Since foreign individuals or businesses may acquire real estate in Estonia with the same ease as Estonian nationals, the country offers excellent investment prospects. When it comes to international companies looking to buy real estate in Estonia, there aren’t many limitations. The four Estonian islands of Saaremaa, Hiiumaa, Vormsi, and Muhu are off-limits to foreign investors and residents of countries outside the European Union, including Indian nationals. They also prohibit the acquisition of land parcels larger than 10 hectares for farming or forestry.
Pre-purchase steps
Verifying the owner and the desired property is the most crucial stage in buying real estate in Estonia. It is suggested that the buyer confirm if the property is listed in the Estonian Land Register. Real estate that is not included in the Land Register is regarded as moveable property under Estonian law. Additionally, any encumbrances on the property, including mortgages, must be investigated. The purchaser is also urged to check with the authorities to see whether the owner owes any debts or outstanding bills. The following are some things that can be checked when buying an apartment in Estonia:
- whether the seller is the apartment’s owner
- if the unit is in a registered residential building
- the energy performance certificate for the house
- whether the apartment complex has an apartment association
- a verification to make sure that the apartment has no occupants
The buy and selling agreement
It is common practice for the buyer and seller to reach an agreement on the terms of a reservation following the inspection of the property that is going to be acquired. The reservation agreement gives the buyer priority over other potential purchasers of the same property, but it does not require any of the parties to sell or buy the property. If the parties are unable to come to a definitive agreement right away, a pre-purchase contract may be signed in the presence of a public notary. By taking this step, the buyer ensures that the Estonian property will be transferred into his or her possession once the final purchase agreement has been signed. In the pre-purchase agreement, it is common practice to include information on the terms of the sale, the price of the property, and whether or not a deposit has been paid. A deposit equal to 10–20 percent of the full price of the property is typically required before the execution of a pre-purchase contract. To finalize the purchase of the Estonian property, the purchase contract needs to be signed. During the signing of the agreement, there must be a public notary public present.
Property registration with the Estonian Land Register
The Transfer of the Ownership of the Real Estate is prepared by the notary and signed by both parties when payment has been received. The buyer then pays stamp duty (between 0.3% and 0.5%), and the notary then requests that the transfer of ownership be recorded with the Land Register. Property deeds are absent from Estonia. The transaction is complete, and the purchasers take ownership of the property when the Land Register has received payment of the registration cost. The Official State Gazette will instantly publish the transfer.
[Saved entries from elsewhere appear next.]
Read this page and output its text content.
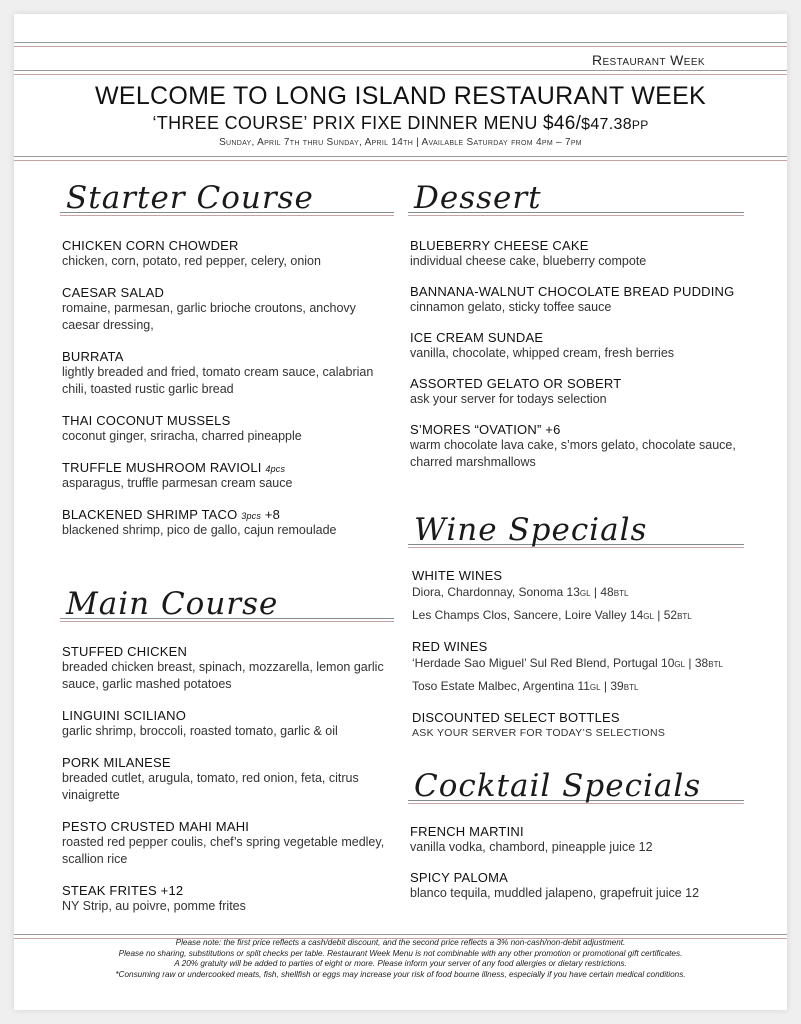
Restaurant Week
WELCOME TO LONG ISLAND RESTAURANT WEEK
‘THREE COURSE’ PRIX FIXE DINNER MENU $46/$47.38PP
Sunday, April 7th thru Sunday, April 14th | Available Saturday from 4pm – 7pm
Starter Course
CHICKEN CORN CHOWDER
chicken, corn, potato, red pepper, celery, onion
CAESAR SALAD
romaine, parmesan, garlic brioche croutons, anchovy caesar dressing,
BURRATA
lightly breaded and fried, tomato cream sauce, calabrian chili, toasted rustic garlic bread
THAI COCONUT MUSSELS
coconut ginger, sriracha, charred pineapple
TRUFFLE MUSHROOM RAVIOLI 4pcs
asparagus, truffle parmesan cream sauce
BLACKENED SHRIMP TACO 3pcs +8
blackened shrimp, pico de gallo, cajun remoulade
Main Course
STUFFED CHICKEN
breaded chicken breast, spinach, mozzarella, lemon garlic sauce, garlic mashed potatoes
LINGUINI SCILIANO
garlic shrimp, broccoli, roasted tomato, garlic & oil
PORK MILANESE
breaded cutlet, arugula, tomato, red onion, feta, citrus vinaigrette
PESTO CRUSTED MAHI MAHI
roasted red pepper coulis, chef’s spring vegetable medley, scallion rice
STEAK FRITES +12
NY Strip, au poivre, pomme frites
Dessert
BLUEBERRY CHEESE CAKE
individual cheese cake, blueberry compote
BANNANA-WALNUT CHOCOLATE BREAD PUDDING
cinnamon gelato, sticky toffee sauce
ICE CREAM SUNDAE
vanilla, chocolate, whipped cream, fresh berries
ASSORTED GELATO OR SOBERT
ask your server for todays selection
S’MORES “OVATION” +6
warm chocolate lava cake, s’mors gelato, chocolate sauce, charred marshmallows
Wine Specials
WHITE WINES
Diora, Chardonnay, Sonoma 13GL | 48BTL
Les Champs Clos, Sancere, Loire Valley 14GL | 52BTL
RED WINES
‘Herdade Sao Miguel’ Sul Red Blend, Portugal 10GL | 38BTL
Toso Estate Malbec, Argentina 11GL | 39BTL
DISCOUNTED SELECT BOTTLES
ASK YOUR SERVER FOR TODAY’S SELECTIONS
Cocktail Specials
FRENCH MARTINI
vanilla vodka, chambord, pineapple juice 12
SPICY PALOMA
blanco tequila, muddled jalapeno, grapefruit juice 12
Please note: the first price reflects a cash/debit discount, and the second price reflects a 3% non-cash/non-debit adjustment.
Please no sharing, substitutions or split checks per table. Restaurant Week Menu is not combinable with any other promotion or promotional gift certificates.
A 20% gratuity will be added to parties of eight or more. Please inform your server of any food allergies or dietary restrictions.
*Consuming raw or undercooked meats, fish, shellfish or eggs may increase your risk of food bourne illness, especially if you have certain medical conditions.
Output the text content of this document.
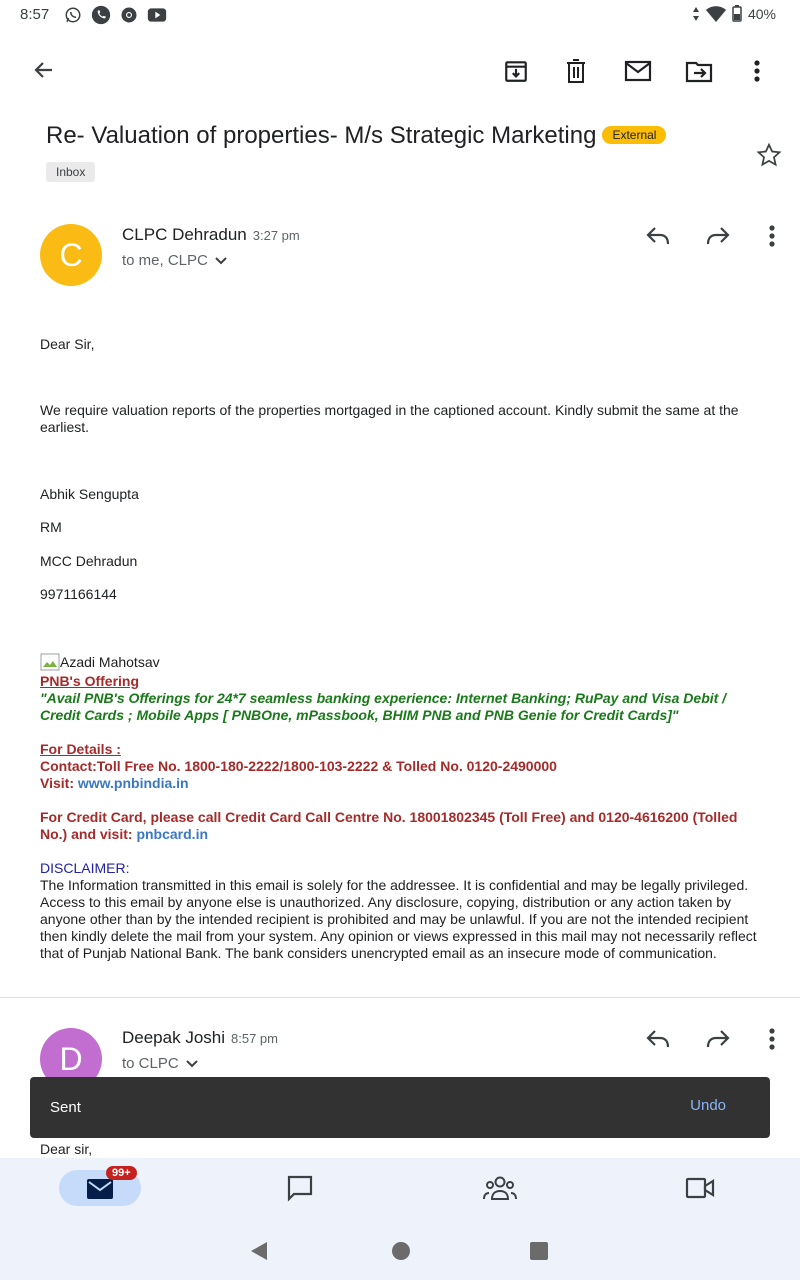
8:57	40%
Re- Valuation of properties- M/s Strategic Marketing External
Inbox
C
CLPC Dehradun 3:27 pm
to me, CLPC
Dear Sir,
We require valuation reports of the properties mortgaged in the captioned account. Kindly submit the same at the earliest.
Abhik Sengupta
RM
MCC Dehradun
9971166144
Azadi Mahotsav
PNB's Offering
"Avail PNB's Offerings for 24*7 seamless banking experience: Internet Banking; RuPay and Visa Debit / Credit Cards ; Mobile Apps [ PNBOne, mPassbook, BHIM PNB and PNB Genie for Credit Cards]"
For Details :
Contact:Toll Free No. 1800-180-2222/1800-103-2222 & Tolled No. 0120-2490000
Visit: www.pnbindia.in
For Credit Card, please call Credit Card Call Centre No. 18001802345 (Toll Free) and 0120-4616200 (Tolled No.) and visit: pnbcard.in
DISCLAIMER:
The Information transmitted in this email is solely for the addressee. It is confidential and may be legally privileged. Access to this email by anyone else is unauthorized. Any disclosure, copying, distribution or any action taken by anyone other than by the intended recipient is prohibited and may be unlawful. If you are not the intended recipient then kindly delete the mail from your system. Any opinion or views expressed in this mail may not necessarily reflect that of Punjab National Bank. The bank considers unencrypted email as an insecure mode of communication.
D
Deepak Joshi 8:57 pm
to CLPC
Dear sir,
Sent	Undo
99+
The value of the land plot that the property is constructed on will determine the amount of real estate property tax that will be assessed, which may be anywhere between 0.1% and 2.5%.
Notary Fees
For properties with values up to $639,117, notary fees are based on a table of fixed costs. Notary fees feature a progressive fixed charge for larger values in addition to a sliding rate for each excess. Additionally, a 20% VAT is applied to the notary costs.